Ruling notes trustee was unaware of filing of action for damages for loss due to fire
The Ontario Court of Appeal has affirmed the dismissal of an appellant’s action for damages based on loss due to fire, as he lacked the capacity to commence it as an undischarged bankrupt person at the relevant time.
In Phillips v. Kheil, 2026 ONCA 215, the appellant made an assignment in bankruptcy in 2013.
Despite the bankruptcy, the trustee in bankruptcy allowed the appellant to continue possessing property that included his residential home with his family and a commercial building with multiple units.
The appellant also continued managing the property. Specifically, he paid the mortgage and other expenses and leased the commercial building units to earn rental income.
The respondents, as tenants, used one unit for their business of dismantling and repairing automobiles.
In 2016, a fire damaged part of the commercial building. Without notifying the trustee, in 2018, the appellant brought an action alleging that the respondents had caused the fire.
In 2019, the appellant secured a discharge from bankruptcy. Sometime afterward, the trustee learned of the appellant’s action and the underlying fire damage.
In 2023, the respondents discovered that the appellant had been an undischarged bankrupt when he had initiated the action. They moved to dismiss his action under r. 21.01(3)(b) of the Rules of Civil Procedure, R.R.O. 1990, Reg. 194.
The respondents alleged that the appellant could not commence or continue a legal proceeding regarding the property under s. 71 of the Bankruptcy and Insolvency Act, 1985 (BIA).
In November 2024, Justice Sandra Antoniani of the Ontario Superior Court of Justice dismissed the appellant’s action against the respondents.

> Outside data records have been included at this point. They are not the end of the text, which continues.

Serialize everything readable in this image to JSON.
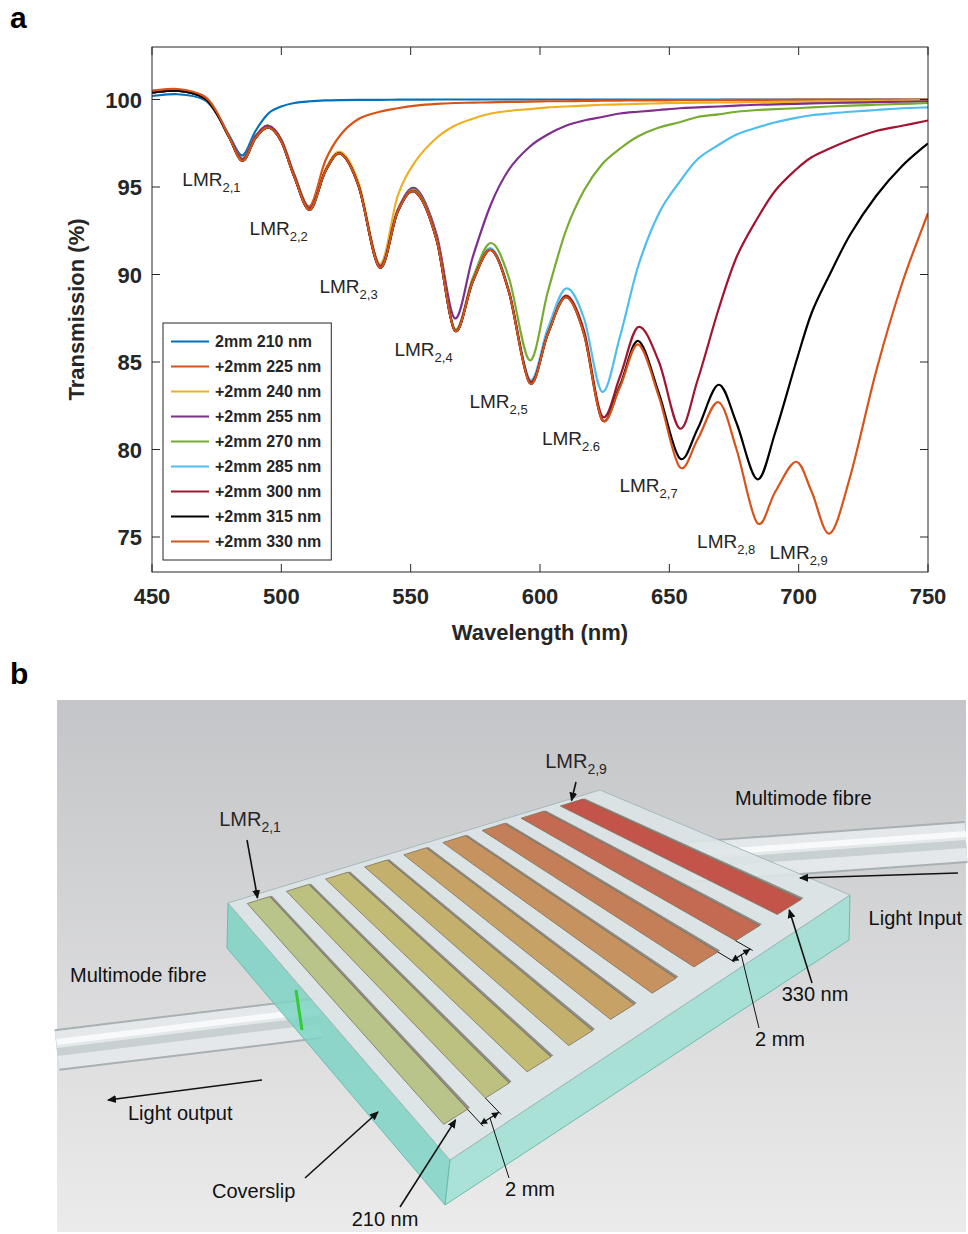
{
  "chart_data": {
    "type": "line",
    "panel_label": "a",
    "xlabel": "Wavelength (nm)",
    "ylabel": "Transmission (%)",
    "xlim": [
      450,
      750
    ],
    "ylim": [
      73,
      103
    ],
    "xticks": [
      450,
      500,
      550,
      600,
      650,
      700,
      750
    ],
    "yticks": [
      75,
      80,
      85,
      90,
      95,
      100
    ],
    "grid": false,
    "legend": "southwest",
    "x": [
      450,
      460,
      470,
      475,
      480,
      485,
      490,
      495,
      500,
      505,
      511,
      517,
      523,
      530,
      538,
      545,
      552,
      560,
      567,
      574,
      581,
      588,
      596,
      603,
      610,
      617,
      624,
      631,
      638,
      646,
      654,
      661,
      669,
      676,
      684,
      691,
      699,
      705,
      712,
      720,
      730,
      740,
      750
    ],
    "series": [
      {
        "name": "2mm 210 nm",
        "color": "#0072bd",
        "values": [
          100.2,
          100.3,
          100.0,
          99.2,
          97.9,
          96.8,
          98.2,
          99.2,
          99.6,
          99.8,
          99.9,
          99.95,
          99.97,
          99.98,
          99.98,
          99.99,
          99.99,
          100,
          100,
          100,
          100,
          100,
          100,
          100,
          100,
          100,
          100,
          100,
          100,
          100,
          100,
          100,
          100,
          100,
          100,
          100,
          100,
          100,
          100,
          100,
          100,
          100,
          100
        ]
      },
      {
        "name": "+2mm 225 nm",
        "color": "#d95319",
        "values": [
          100.4,
          100.5,
          100.1,
          99.2,
          97.8,
          96.6,
          97.9,
          98.5,
          97.7,
          95.7,
          93.9,
          96.5,
          98.0,
          98.9,
          99.3,
          99.5,
          99.65,
          99.75,
          99.8,
          99.82,
          99.84,
          99.86,
          99.88,
          99.9,
          99.9,
          99.92,
          99.93,
          99.94,
          99.95,
          99.95,
          99.96,
          99.97,
          99.97,
          99.98,
          99.98,
          99.98,
          99.99,
          99.99,
          99.99,
          100,
          100,
          100,
          100
        ]
      },
      {
        "name": "+2mm 240 nm",
        "color": "#edb120",
        "values": [
          100.4,
          100.5,
          100.1,
          99.2,
          97.8,
          96.6,
          97.9,
          98.5,
          97.7,
          95.7,
          93.8,
          96.0,
          97.0,
          95.2,
          90.6,
          94.5,
          96.5,
          97.8,
          98.5,
          98.9,
          99.2,
          99.35,
          99.45,
          99.55,
          99.6,
          99.65,
          99.7,
          99.72,
          99.75,
          99.78,
          99.8,
          99.82,
          99.83,
          99.84,
          99.85,
          99.86,
          99.87,
          99.88,
          99.9,
          99.9,
          99.92,
          99.94,
          99.95
        ]
      },
      {
        "name": "+2mm 255 nm",
        "color": "#7e2f8e",
        "values": [
          100.4,
          100.5,
          100.1,
          99.2,
          97.8,
          96.6,
          97.9,
          98.5,
          97.7,
          95.7,
          93.8,
          95.9,
          96.9,
          95.0,
          90.5,
          93.7,
          94.9,
          92.3,
          87.5,
          91.0,
          94.0,
          96.0,
          97.3,
          98.0,
          98.5,
          98.8,
          99.0,
          99.2,
          99.3,
          99.4,
          99.5,
          99.55,
          99.6,
          99.65,
          99.7,
          99.72,
          99.75,
          99.78,
          99.8,
          99.82,
          99.85,
          99.87,
          99.9
        ]
      },
      {
        "name": "+2mm 270 nm",
        "color": "#77ac30",
        "values": [
          100.4,
          100.5,
          100.1,
          99.2,
          97.8,
          96.5,
          97.8,
          98.4,
          97.6,
          95.6,
          93.7,
          95.9,
          96.9,
          95.0,
          90.4,
          93.6,
          94.8,
          92.1,
          86.9,
          89.8,
          91.8,
          89.8,
          85.1,
          89.0,
          92.5,
          94.8,
          96.3,
          97.2,
          97.9,
          98.4,
          98.7,
          99.0,
          99.15,
          99.3,
          99.4,
          99.45,
          99.5,
          99.55,
          99.6,
          99.65,
          99.7,
          99.75,
          99.8
        ]
      },
      {
        "name": "+2mm 285 nm",
        "color": "#4dbeee",
        "values": [
          100.4,
          100.5,
          100.1,
          99.2,
          97.8,
          96.5,
          97.8,
          98.4,
          97.6,
          95.6,
          93.7,
          95.9,
          96.9,
          95.0,
          90.4,
          93.6,
          94.7,
          92.0,
          86.8,
          89.6,
          91.5,
          89.1,
          84.0,
          86.9,
          89.2,
          87.5,
          83.3,
          86.5,
          90.5,
          93.5,
          95.3,
          96.6,
          97.4,
          98.0,
          98.4,
          98.7,
          98.95,
          99.1,
          99.2,
          99.3,
          99.4,
          99.5,
          99.55
        ]
      },
      {
        "name": "+2mm 300 nm",
        "color": "#a2142f",
        "values": [
          100.4,
          100.5,
          100.1,
          99.2,
          97.8,
          96.5,
          97.8,
          98.4,
          97.6,
          95.6,
          93.7,
          95.9,
          96.9,
          95.0,
          90.4,
          93.6,
          94.7,
          92.0,
          86.8,
          89.6,
          91.4,
          89.0,
          83.9,
          86.6,
          88.8,
          86.8,
          81.9,
          84.2,
          87.0,
          85.0,
          81.2,
          84.0,
          88.0,
          91.0,
          93.2,
          94.8,
          96.0,
          96.7,
          97.2,
          97.7,
          98.2,
          98.5,
          98.8
        ]
      },
      {
        "name": "+2mm 315 nm",
        "color": "#000000",
        "values": [
          100.4,
          100.5,
          100.1,
          99.2,
          97.8,
          96.5,
          97.8,
          98.4,
          97.6,
          95.6,
          93.7,
          95.9,
          96.9,
          95.0,
          90.4,
          93.6,
          94.7,
          92.0,
          86.8,
          89.6,
          91.4,
          89.0,
          83.8,
          86.6,
          88.7,
          86.6,
          81.7,
          83.7,
          86.2,
          83.2,
          79.5,
          81.2,
          83.7,
          81.5,
          78.3,
          81.0,
          85.0,
          87.8,
          90.0,
          92.3,
          94.5,
          96.2,
          97.5
        ]
      },
      {
        "name": "+2mm 330 nm",
        "color": "#d95319",
        "values": [
          100.5,
          100.6,
          100.2,
          99.3,
          97.8,
          96.5,
          97.8,
          98.4,
          97.6,
          95.6,
          93.7,
          95.9,
          96.9,
          95.0,
          90.4,
          93.6,
          94.7,
          92.0,
          86.8,
          89.6,
          91.4,
          89.0,
          83.8,
          86.6,
          88.7,
          86.6,
          81.7,
          83.6,
          86.0,
          83.0,
          79.0,
          80.6,
          82.7,
          80.0,
          75.8,
          77.6,
          79.3,
          77.6,
          75.2,
          78.5,
          84.5,
          89.5,
          93.5
        ]
      }
    ],
    "annotations": [
      {
        "text": "LMR",
        "sub": "2,1",
        "x": 485
      },
      {
        "text": "LMR",
        "sub": "2,2",
        "x": 511
      },
      {
        "text": "LMR",
        "sub": "2,3",
        "x": 538
      },
      {
        "text": "LMR",
        "sub": "2,4",
        "x": 567
      },
      {
        "text": "LMR",
        "sub": "2,5",
        "x": 596
      },
      {
        "text": "LMR",
        "sub": "2.6",
        "x": 624
      },
      {
        "text": "LMR",
        "sub": "2,7",
        "x": 654
      },
      {
        "text": "LMR",
        "sub": "2,8",
        "x": 684
      },
      {
        "text": "LMR",
        "sub": "2,9",
        "x": 712
      }
    ]
  },
  "diagram": {
    "panel_label": "b",
    "strip_colors": [
      "#b8c48a",
      "#bcc180",
      "#c1bb76",
      "#c4b06d",
      "#c6a266",
      "#c6925f",
      "#c47f58",
      "#c46a52",
      "#c2544a"
    ],
    "lmr_first": {
      "text": "LMR",
      "sub": "2,1"
    },
    "lmr_last": {
      "text": "LMR",
      "sub": "2,9"
    },
    "fibre_right": "Multimode fibre",
    "light_input": "Light Input",
    "fibre_left": "Multimode fibre",
    "light_output": "Light output",
    "coverslip": "Coverslip",
    "thickness_first": "210 nm",
    "thickness_last": "330 nm",
    "spacing": [
      "2 mm",
      "2 mm"
    ]
  }
}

First, the motion judge acknowledged that s. 30(1)(l) of the BIA allowed a trustee to assign a bankrupt person the right to commence a legal proceeding regarding the bankrupt’s property.
However, the judge found that the trustee, who had not known about the action, had made no such assignment and had never granted the appellant the right to commence it.
Second, the judge characterized the appellant’s claim for general damages for his loss of enjoyment and use of the property as proprietary, not personal and thus not excluded from the property vested in the trustee.
The appellant appealed the judgment. The appellant asserted that the trustee had appointed him to deal with his primary asset, the combined commercial and residential property, which gave him the capacity to initiate the action.
Alternatively, the appellant argued that the judge erroneously considered his claim proprietary instead of personal.
The Court of Appeal for Ontario dismissed the appeal upon finding no palpable and overriding error in the motion judge’s dismissal of the action.
First, the appeal court saw no reviewable error in the judge’s finding that the appellant lacked the legal capacity to commence the action, as the trustee did not expressly assign him the authority to do so.
The appeal court ruled that requiring the authorization to be express, not implied, would align with the BIA’s purpose of ensuring the equitable distribution of a bankrupt person’s assets among their creditors.
The appeal court noted that the trustee did not know that the property had undergone a fire and that the appellant had brought a legal action to recover damages for the loss.
The appeal court accepted that the trustee might have acquiesced to the appellant’s continued management of the property. However, the appeal court deemed such acquiescence insufficient to authorize the appellant to file the action under s. 30(1)(l).
Second, the appeal court saw no reviewable error in the judge’s finding that the appellant’s claim for general damages for loss of enjoyment and use of the property was proprietary, rather than personal.
The appeal court explained that the appellant’s possession of the commercial units did not transform the claim into a personal one because the alleged fire-related damage concerned real property, vested in the trustee at the relevant time.
Third, the appeal court saw no reviewable error in the judge’s dismissal of the appellant’s motion to amend his action to add a nuisance claim. The appeal court explained that a nuisance claim could not save the action.
The appeal court acknowledged that a nuisance claim could be personal in other circumstances. However, the appeal court held that the nuisance claim here would clearly arise from the proprietary loss of the estate in bankruptcy.
Lastly, the appeal court ordered no costs, given that the respondents did not participate in the proceeding.